Audio tracks of performances and recordings 618 may be provided to a module that provides a signal analysis 624. The signal analysis engine may also receive video 620 and/or metadata 622 to provide other detailed information regarding audio tracts and performances. An example of such processing may include receiving classical music and processing that to identify and associate a particular audio tract or other signal with an oral description that may relate to speech, music, amplitude volume and so on 626. Furthermore, there may be video descriptors characteristics 628 that may be included as well.
In an example at this stage of the above description, consider a book that has been made into a movie. The text of the book 608 may be processed by an actual language processor to obtain descriptors that help to analyze and process the text. Additionally, the audio track, video metadata and other information from the movie that is made from the book also may be processed in a signal analysis engine 624 to further obtain oral descriptions and video descriptors characteristics 628 that may be also communicated to the combination engine 602.

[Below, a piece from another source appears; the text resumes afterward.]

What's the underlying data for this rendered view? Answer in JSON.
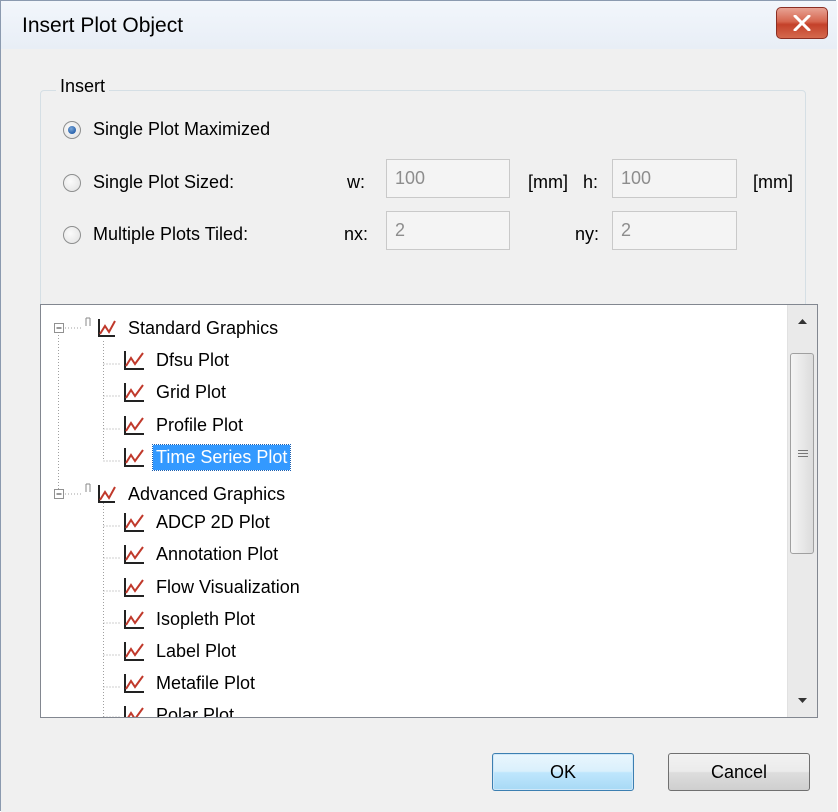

With this information, the combination engine may communicate with a media augmentation service or source 640 that includes various libraries. For example, there may be a media library 646 that is licensed and costs a premium but has a high quality bit rate 648 for high quality audio. An open source media library 644 may be provided as well as a collaborative media library 642. Certainly, other sources of media may be provided. The media may be communicated from the media augmentation source 640 to the combination engine and combined with one or more other sources of information received at the combination engine which is then communicated to a user output device 634 associated with a user 648. Cloud 630 represents the various one or more devices that may be associated with the user. For example, this may represent a desktop computer 634 or a mobile device. A rendering engine 632 is shown as a component of the output device. In another aspect, the combination engine 602 merely streams a bitstream which may be compatible with one or more standard based protocols. In one aspect, the combination engine 602 does the off-line heavy lifting and performs the processing associated with providing an augmented media presentation which is output on the device 634. In another aspect, various descriptors and metadata may be communicated in part or in whole from combination engine 602 and partially processed by the rendering engine 632 on the output device 634 or in a closer proximity to the user 648 but still within the user's environment 630 for further processing of the media augmentation.
Other aspects disclosed in FIG. 6 include a usage log 636 to improve the services by providing feedback to the rendering engine 632. One example of the application of the usage log may be that if the particular output device includes an electronic book in which the user is reading the book and from the media augmentation source 640 a particular background audio is selected based on the analysis of the text of the book, but when the user actually reads the book the user turns off that particular audio selection, then such usage may be stored in the usage log 636 which may prompt the system to select a different background music when the user returns back to the book and continues reading.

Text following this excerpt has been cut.